Tag Archives: asymmetric polarization

McConnell And Asymmetric Polarization

I have previously made my opinion of Mitch McConnell very clear–he has been far more destructive of American constitutional governance than Trump.

America actually lucked out with Trump–a self-engrossed buffoon too incompetent, too ignorant, and too mentally-ill to do the permanent damage to which he aspired. McConnell, on the other hand, understands government and how to manipulate the arcane rules of the Senate to achieve truly evil results.

In the wake of the Georgia special election that allowed the Democrats to take control of the Senate, Jennifer Senior wrote a column for the New York Times that echoed my own reaction:

So tell me, Mitch, in these, your final hours as Senate majority leader: Were the judges and the tax cuts worth it?

Were they worth the sacking of the Capitol? The annexation of the Republican Party by the paranoiacs and the delusional? The degradation, possibly irremediable, of democracy itself?

Those close to him say that Mitch McConnell has his eye on his legacy, now more than ever. But I wonder whether he already understands, in some back bay of his brain where the gears haven’t been ground to nubs, that history will not treat him well.

Senior points out that McConnell plays the “long game,” and that he never does anything unless it serves his personal interests.

He’s methodical in his scheming, awaiting his spoils with the patience of a cat. So if hitching his wagon to a sub-literate mob boss with a fondness for white supremacists and a penchant for conspiracy theories and a sociopath’s smirking disregard for the truth meant getting those tax cuts and those conservative judges … hey, that’s the cost of doing business, right?
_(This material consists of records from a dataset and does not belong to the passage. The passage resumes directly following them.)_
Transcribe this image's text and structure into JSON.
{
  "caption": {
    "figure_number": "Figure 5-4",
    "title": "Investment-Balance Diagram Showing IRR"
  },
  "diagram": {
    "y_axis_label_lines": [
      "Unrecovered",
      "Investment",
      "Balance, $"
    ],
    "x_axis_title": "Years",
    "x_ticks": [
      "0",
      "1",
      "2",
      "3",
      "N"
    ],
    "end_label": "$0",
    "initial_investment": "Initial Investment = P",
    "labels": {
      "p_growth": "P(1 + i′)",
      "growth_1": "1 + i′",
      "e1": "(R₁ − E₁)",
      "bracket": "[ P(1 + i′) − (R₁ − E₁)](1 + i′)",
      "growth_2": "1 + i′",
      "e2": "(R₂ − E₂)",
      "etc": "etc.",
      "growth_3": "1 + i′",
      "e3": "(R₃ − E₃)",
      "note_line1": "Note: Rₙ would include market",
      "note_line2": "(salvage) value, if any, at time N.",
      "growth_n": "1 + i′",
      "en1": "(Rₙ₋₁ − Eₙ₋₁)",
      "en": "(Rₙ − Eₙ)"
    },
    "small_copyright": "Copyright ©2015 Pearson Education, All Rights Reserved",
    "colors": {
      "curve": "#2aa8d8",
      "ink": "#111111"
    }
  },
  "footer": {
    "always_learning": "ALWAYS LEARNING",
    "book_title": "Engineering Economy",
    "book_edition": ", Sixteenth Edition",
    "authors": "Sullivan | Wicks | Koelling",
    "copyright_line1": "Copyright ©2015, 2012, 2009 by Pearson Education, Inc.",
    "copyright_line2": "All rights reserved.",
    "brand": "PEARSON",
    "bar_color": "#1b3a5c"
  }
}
Suddenly, incomprehensible as it must seem to him, McConnell is being out-eviled from the right. And that reality is finally beginning to dawn on the media outlets that have aspired to “fairness” by framing contemporary politics with a patently false equivalence–ignoring the fact that the GOP has been moving to the right much, much faster (and much, much farther) than the Democrats have moved to the left, in what political scientists term “asymmetrical polarization.”

(Actually, the Democrats are simply returning to their previous position(s) after also moving right in a misconceived effort to out-Republican the GOP. See, among other things, Bill Clinton and welfare reform…)
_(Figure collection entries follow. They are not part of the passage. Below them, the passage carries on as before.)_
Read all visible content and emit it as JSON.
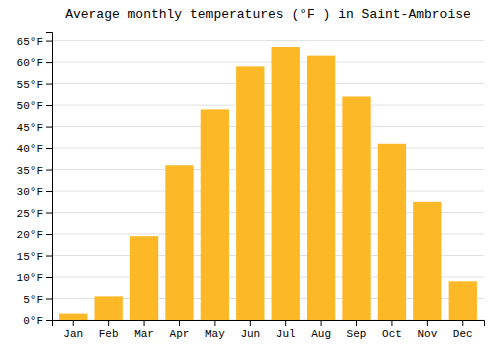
{
  "chart_data": {
    "type": "bar",
    "title": "Average monthly temperatures (°F ) in Saint-Ambroise",
    "categories": [
      "Jan",
      "Feb",
      "Mar",
      "Apr",
      "May",
      "Jun",
      "Jul",
      "Aug",
      "Sep",
      "Oct",
      "Nov",
      "Dec"
    ],
    "values": [
      1.5,
      5.5,
      19.5,
      36.0,
      49.0,
      59.0,
      63.5,
      61.5,
      52.0,
      41.0,
      27.5,
      9.0
    ],
    "color": "#FDB827",
    "ylim": [
      0,
      67
    ],
    "yticks": [
      {
        "value": 0,
        "label": "0°F"
      },
      {
        "value": 5,
        "label": "5°F"
      },
      {
        "value": 10,
        "label": "10°F"
      },
      {
        "value": 15,
        "label": "15°F"
      },
      {
        "value": 20,
        "label": "20°F"
      },
      {
        "value": 25,
        "label": "25°F"
      },
      {
        "value": 30,
        "label": "30°F"
      },
      {
        "value": 35,
        "label": "35°F"
      },
      {
        "value": 40,
        "label": "40°F"
      },
      {
        "value": 45,
        "label": "45°F"
      },
      {
        "value": 50,
        "label": "50°F"
      },
      {
        "value": 55,
        "label": "55°F"
      },
      {
        "value": 60,
        "label": "60°F"
      },
      {
        "value": 65,
        "label": "65°F"
      }
    ],
    "grid": true
  }
}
Senior writes that, chief among the reasons for this state of affairs is  that the G.O.P. has run what she calls “a decades-long campaign to delegitimize government. Run against it long enough, and eventually you have a party that wants to burn the system to the ground.”

What really struck me about Senior’s column was her recitation of things I hadn’t previously known about McConnell–what you might call philosophical U-Turns if you are gullible enough to believe that McConnell ever genuinely embraced a moral agenda. She notes that he had “a youthful fling” with the civil rights movement, before enthusiastically embracing Nixon’s southern strategy, and that he was once pro-choice (!).
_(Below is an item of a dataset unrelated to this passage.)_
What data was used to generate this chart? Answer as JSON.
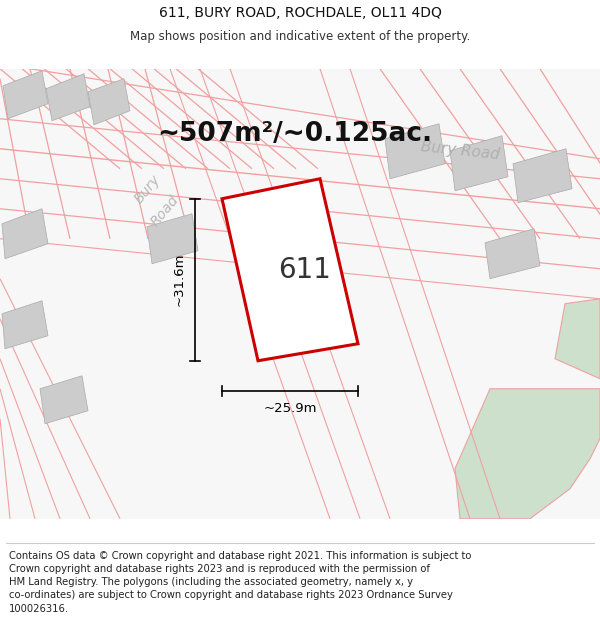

Those of us who follow public policy already knew that McConnell had joined the majority of Congressional Republicans in abandoning the GOP’s purported concern over deficits in favor of tax breaks for the rich and subsidies for favored businesses. And then…

When preserving power prerogatives overtook his party’s concerns about the former Soviet Union? No problem. McConnell refused to hear out warnings about Russian interference until weeks before the 2016 election (at which point he buried them), and he refused to consider bipartisan legislation that would attempt to curb foreign meddling until he earned himself the moniker “Moscow Mitch.”

When his party went from free trade to nativist populism, powered by xenophobia and racist resentment? Not a problem. He’d side with the populists, including their dangerous Dear Leader, until his workplace was overrun, five people were dead and the Constitution itself was among the critically injured.

Norman J. Ornstein, as usual, is analytically spot-on, describing McConnell and the radical Republicans who followed and then eclipsed him in perfidy as embracing an “ends-justify-the-means philosophy” in which winning is more important than governing.

It’s true that American politics is polarized. It is demonstrably not true that the Democrats have gone far to the left. It may look that way to the casual observer because, next to today’s semi-fascist GOP, sanity looks “left.”

We are looking through an Overton Window. It needs to shift.